Intelligence is highly conducive to creativity since it allows one to “select” the “most appropriate” possibilities that one imagines – and to “use” those possibilities to achieve a “desired outcome”. It is possible to be intelligent without being creative, as one can still be a perfect judge without being creative. It is also possible to be creative without being intelligent (in a sense, the “infinite monkey typewriter” is creative if not intelligent). It seems that traditional definitions of creativity do incorporate elements of intelligence – as creative individuals are able to produce possibilities that “fit” in the environment – rather than possibilities that involve random number generators. An intelligent animal is able to use its sensory information to produce actions most appropriate to its desires in its particular perceptual environment (for example, an intelligent orca is able to use its sensory information to imagine the actions most likely to capture and eat a seal – a seal that happens to be on an iceberg. It has to be able to judge which actions are more likely to produce results in its particular environment).

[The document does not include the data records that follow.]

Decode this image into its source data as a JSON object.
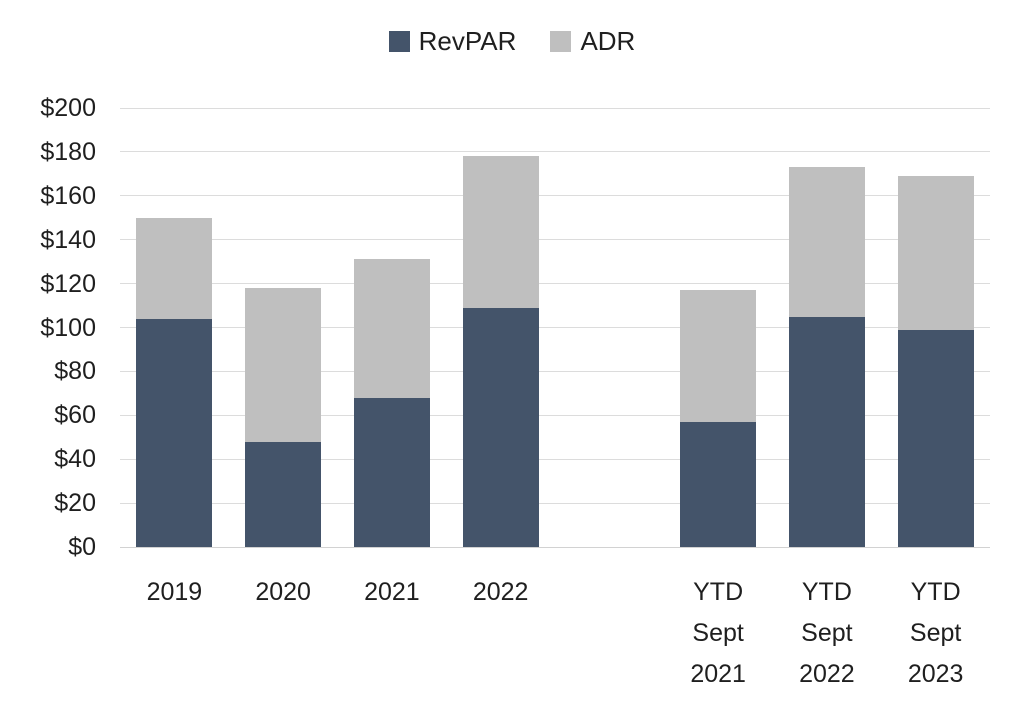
{
  "colors": {
    "background": "#ffffff",
    "revpar": "#44546A",
    "adr": "#BFBFBF",
    "gridline": "#DCDCDC",
    "axis_text": "#1F1F1F"
  },
  "legend": {
    "items": [
      {
        "label": "RevPAR",
        "color": "#44546A"
      },
      {
        "label": "ADR",
        "color": "#BFBFBF"
      }
    ]
  },
  "chart_data": {
    "type": "bar",
    "stacked": true,
    "categories": [
      "2019",
      "2020",
      "2021",
      "2022",
      null,
      "YTD Sept 2021",
      "YTD Sept 2022",
      "YTD Sept 2023"
    ],
    "category_lines": [
      [
        "2019"
      ],
      [
        "2020"
      ],
      [
        "2021"
      ],
      [
        "2022"
      ],
      null,
      [
        "YTD",
        "Sept",
        "2021"
      ],
      [
        "YTD",
        "Sept",
        "2022"
      ],
      [
        "YTD",
        "Sept",
        "2023"
      ]
    ],
    "series": [
      {
        "name": "RevPAR",
        "color": "#44546A",
        "values": [
          104,
          48,
          68,
          109,
          null,
          57,
          105,
          99
        ]
      },
      {
        "name": "ADR",
        "color": "#BFBFBF",
        "values": [
          150,
          118,
          131,
          178,
          null,
          117,
          173,
          169
        ]
      }
    ],
    "stack_note": "Gray ADR segment is drawn from the RevPAR value up to the ADR value (bar total height = ADR).",
    "ylim": [
      0,
      200
    ],
    "ytick_step": 20,
    "ytick_labels": [
      "$0",
      "$20",
      "$40",
      "$60",
      "$80",
      "$100",
      "$120",
      "$140",
      "$160",
      "$180",
      "$200"
    ],
    "grid": true,
    "legend_position": "top-center",
    "xlabel": "",
    "ylabel": "",
    "title": ""
  }
}
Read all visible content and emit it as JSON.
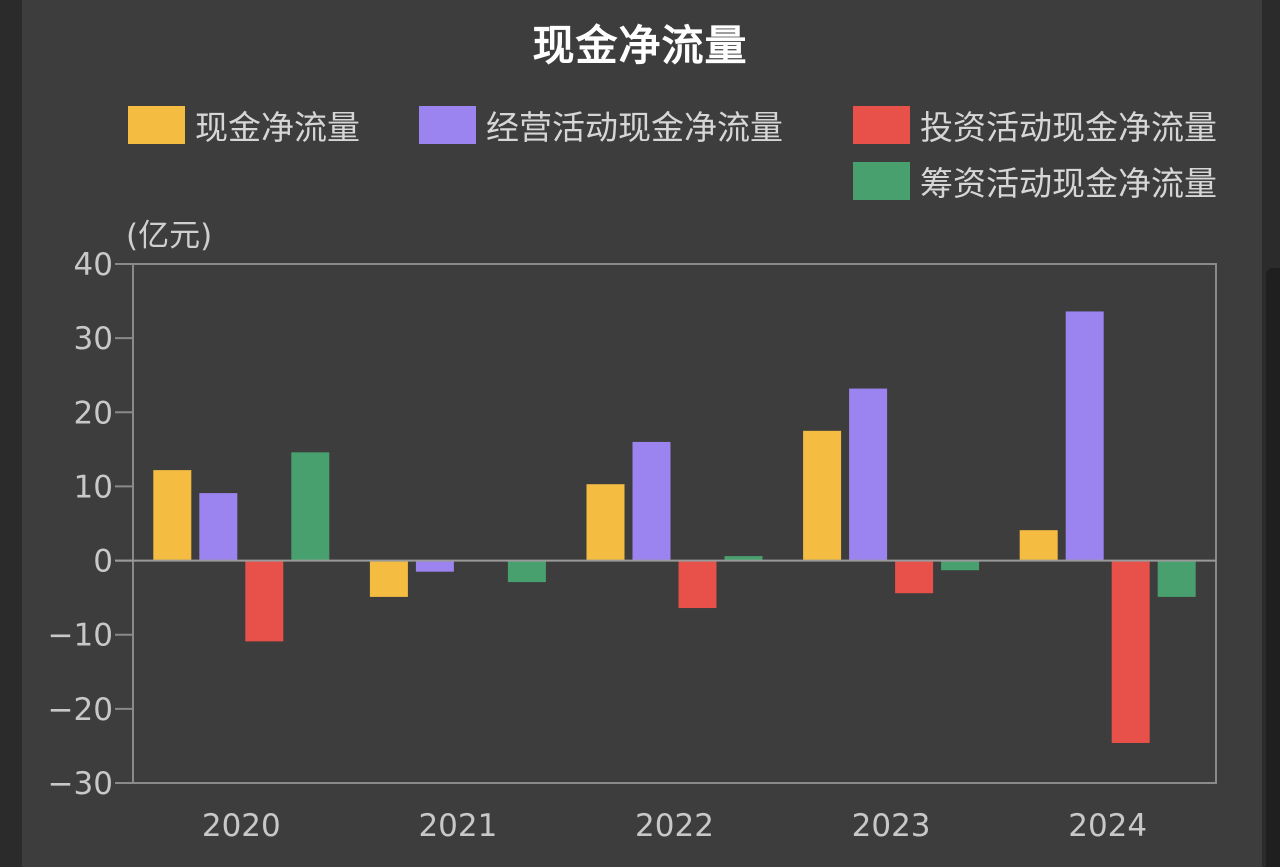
{
  "chart_data": {
    "type": "bar",
    "title": "现金净流量",
    "unit_label": "(亿元)",
    "categories": [
      "2020",
      "2021",
      "2022",
      "2023",
      "2024"
    ],
    "series": [
      {
        "name": "现金净流量",
        "color": "#f4bd42",
        "values": [
          12.2,
          -4.9,
          10.3,
          17.5,
          4.1
        ]
      },
      {
        "name": "经营活动现金净流量",
        "color": "#9b84f0",
        "values": [
          9.1,
          -1.5,
          16.0,
          23.2,
          33.6
        ]
      },
      {
        "name": "投资活动现金净流量",
        "color": "#e8504a",
        "values": [
          -10.9,
          0,
          -6.4,
          -4.4,
          -24.6
        ]
      },
      {
        "name": "筹资活动现金净流量",
        "color": "#48a06e",
        "values": [
          14.6,
          -2.9,
          0.6,
          -1.3,
          -4.9
        ]
      }
    ],
    "y_ticks": [
      "40",
      "30",
      "20",
      "10",
      "0",
      "−10",
      "−20",
      "−30"
    ],
    "ylim": [
      -30,
      40
    ],
    "grid": false,
    "legend_position": "top"
  }
}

Of course, there is also “learning speed”. Is there a logical connection between learning speed and intelligence? Or do they happen to be highly correlated in humans but not necessarily in other organisms or machines? Bear in mind that intelligence is useless without accumulated knowledge and so it makes sense from an adaptive standpoint for intelligence and learning speed to have high correlation with each other.

So in this case, there is (a) learning speed and (b) creativity. It’s possible that one can learn fast without being creative. Or one can lose all ability to form new memories (but can still be creative or rely on one’s stockpile of memories). In this, intelligence is perhaps defined by the ability to judge from what one learns or creates.

An intelligent organism is intelligent irrespective of its environment, and it may act in ways that are unlikely to produce desired results in a completely different environment (especially if the new environment has no patterns whatsoever – or if the organism happens to be hallucinating). However, in MOST cases, we can effectively define intelligence as the capacity to envision cause-and-effect in a particular environment.

There is definitely space for “multiple intelligences” (in the human brain, it may happen that the “multiple intelligences” happen to be correlated with one factor g – but this may just be an accident of evolution if anything). One can be analytically intelligent but not socially intelligent, in that one is able to select the “most appropriate” actions for a desired analytical outcome but totally unable to select the “most appropriate” actions for a desired social outcome.